Years have passed since then, and as my pastor came to the present words of God that have been spoken over our fellowship after all the super-spiritual highs of obedience, miracles, and rejoicing, I wept:

"Do not forget your first love"

In the present, in front of hundreds of new faces and hundreds of family faces my pastor repented and confessed that he had forgotten his first love. My pastor who has honestly said some of the most offensive things to me, some of the most convicting, some of the most loving and some of the most challenging. My pastor whom I have seen for years as a person desperately in love with Jesus, one of the most I have ever known, here, now after a history of fleeing from his words repents to me.
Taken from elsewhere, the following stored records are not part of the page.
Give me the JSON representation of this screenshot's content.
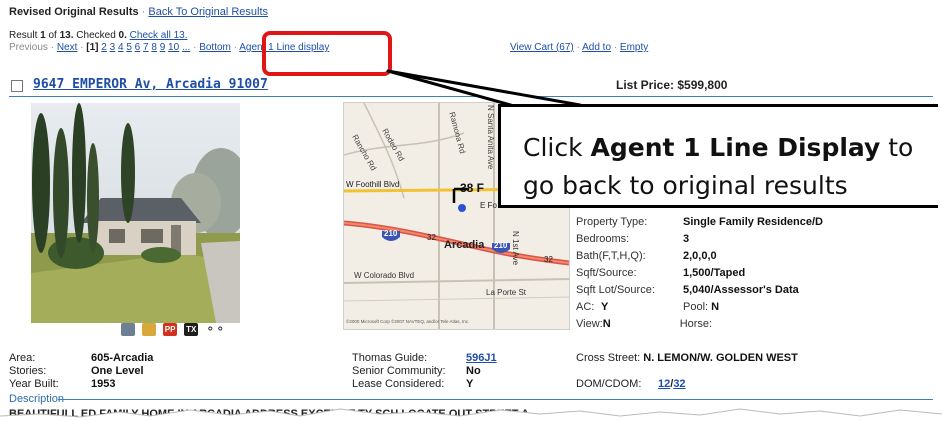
{
  "header": {
    "title": "Revised Original Results",
    "sep": "·",
    "back_link": "Back To Original Results"
  },
  "result_bar": {
    "result_prefix": "Result",
    "result_num": "1",
    "result_of": "of",
    "result_total": "13.",
    "checked_label": "Checked",
    "checked_count": "0.",
    "check_all": "Check all 13."
  },
  "pager": {
    "previous": "Previous",
    "next": "Next",
    "current": "[1]",
    "pages": [
      "2",
      "3",
      "4",
      "5",
      "6",
      "7",
      "8",
      "9",
      "10",
      "..."
    ],
    "bottom": "Bottom",
    "agent_line": "Agent 1 Line display"
  },
  "cart": {
    "view_cart": "View Cart (67)",
    "add_to": "Add to",
    "empty": "Empty"
  },
  "listing": {
    "address": "9647 EMPEROR Av, Arcadia 91007",
    "price_label": "List Price:",
    "price": "$599,800"
  },
  "map": {
    "roads": [
      "Ramona Rd",
      "Rodeo Rd",
      "Rancho Rd",
      "N Santa Anita Ave",
      "W Foothill Blvd",
      "E Fo",
      "W Colorado Blvd",
      "La Porte St",
      "N 1st Ave"
    ],
    "city": "Arcadia",
    "shields": [
      "210",
      "210",
      "38 F"
    ],
    "exits": [
      "32",
      "32"
    ],
    "copyright": "©2000 Microsoft Corp ©2007 NAVTEQ, and/or Tele Atlas, Inc."
  },
  "callout": {
    "pre": "Click ",
    "bold": "Agent 1 Line Display",
    "post": " to go back to original results"
  },
  "details": {
    "property_type_label": "Property Type:",
    "property_type": "Single Family Residence/D",
    "bedrooms_label": "Bedrooms:",
    "bedrooms": "3",
    "bath_label": "Bath(F,T,H,Q):",
    "bath": "2,0,0,0",
    "sqft_label": "Sqft/Source:",
    "sqft": "1,500/Taped",
    "lot_label": "Sqft Lot/Source:",
    "lot": "5,040/Assessor's Data",
    "ac_label": "AC:",
    "ac": "Y",
    "pool_label": "Pool:",
    "pool": "N",
    "view_label": "View:",
    "view": "N",
    "horse_label": "Horse:"
  },
  "photo_icons": [
    "PP",
    "TX"
  ],
  "bottom_info": {
    "area_label": "Area:",
    "area": "605-Arcadia",
    "stories_label": "Stories:",
    "stories": "One Level",
    "year_label": "Year Built:",
    "year": "1953",
    "thomas_label": "Thomas Guide:",
    "thomas": "596J1",
    "senior_label": "Senior Community:",
    "senior": "No",
    "lease_label": "Lease Considered:",
    "lease": "Y",
    "cross_label": "Cross Street:",
    "cross": "N. LEMON/W. GOLDEN WEST",
    "dom_label": "DOM/CDOM:",
    "dom": "12",
    "dom_sep": "/",
    "cdom": "32"
  },
  "description": {
    "label": "Description",
    "text": "BEAUTIFULL          ED FAMILY HOME          IN ARCADIA ADDRESS.EXCEL       NT           TY SCH          LOCATE          OUT    STREET A"
  }
}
I wept because I would be leaving him and these people once again, not running from them, but running after God and following the voice of Jesus, and just as the treasure was so brokenly shown to me I must turn and walk into the wind that strips me naked, vurnerable before the God of the desert, the God who wants to show me who I truly am, the God who will speak to the curtain behind the gun barrel and with tears scream, "Come out!" The curtain will open, and I will not speak of who I will find there. He is not the I of my existence. He is not the one walking still with the dust of aloneness hanging upon the emptiness, the delusion, the straddling of ideas, the anxiety. This one has already seen the end of the barrel. This one has already been crucified.